O prédio Mansão Windberger também tem entre os moradores celebridades como o cantor Bell Marques e o jogador de futebol do Bahia Everton Ribeiro.

A operação desta terça-feira apura suspeitas de desvio de emendas parlamentares e lavagem de dinheiro. O deputado afirma, em nota, que sua atuação “sempre se limitou” à apresentação de emendas para garantir recursos federais a municípios baianos e negou ter participado de qualquer negociação relacionada à execução dos repasses. O parlamentar disse ainda que nunca indicou empresas e não exerce função de ordenador de despesas.

Investigação

A PF informou que cumpre nesta terça-feira nove mandados de busca e apreensão na Bahia e no Distrito Federal, expedidos pelo Supremo Tribunal Federal (STF), além de determinar o bloqueio de R$ 24 milhões em contas bancárias de pessoas físicas e jurídicas investigadas. A operação tem apoio da Controladoria-Geral da União (CGU) e da Receita Federal.

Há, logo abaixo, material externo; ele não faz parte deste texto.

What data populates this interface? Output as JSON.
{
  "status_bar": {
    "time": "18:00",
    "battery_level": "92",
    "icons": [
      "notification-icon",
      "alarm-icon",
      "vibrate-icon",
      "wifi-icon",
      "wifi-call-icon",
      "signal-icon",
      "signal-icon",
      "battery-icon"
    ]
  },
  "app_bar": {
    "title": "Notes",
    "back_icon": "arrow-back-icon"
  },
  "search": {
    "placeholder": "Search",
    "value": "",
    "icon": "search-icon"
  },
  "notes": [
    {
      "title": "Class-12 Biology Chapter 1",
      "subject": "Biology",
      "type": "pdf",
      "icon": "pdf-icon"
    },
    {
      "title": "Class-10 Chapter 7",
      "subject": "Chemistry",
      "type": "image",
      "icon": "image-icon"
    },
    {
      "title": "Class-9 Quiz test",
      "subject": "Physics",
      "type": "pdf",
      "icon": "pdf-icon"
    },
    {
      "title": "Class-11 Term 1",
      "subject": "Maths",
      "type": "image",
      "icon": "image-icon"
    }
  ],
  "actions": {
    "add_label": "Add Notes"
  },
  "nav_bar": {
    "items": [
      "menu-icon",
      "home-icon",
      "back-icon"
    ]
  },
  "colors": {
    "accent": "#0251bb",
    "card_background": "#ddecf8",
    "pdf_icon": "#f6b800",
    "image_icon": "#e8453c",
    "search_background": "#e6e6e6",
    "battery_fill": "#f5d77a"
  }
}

Segundo a PF, a organização criminosa investigada teria movimentado cerca de R$ 1,4 bilhão por meio de contratos fraudulentos e obras superfaturadas. A apuração começou a partir de suspeitas envolvendo emendas destinadas ao Departamento Nacional de Obras Contra as Secas (Dnocs) e avançou para a investigação de suposto pagamento de propina e tráfico de influência com o objetivo de destravar contratos públicos.

Entre os alvos está o empresário José Marcos de Moura, conhecido como “Rei do Lixo”, apontado como operador e articulador político do esquema.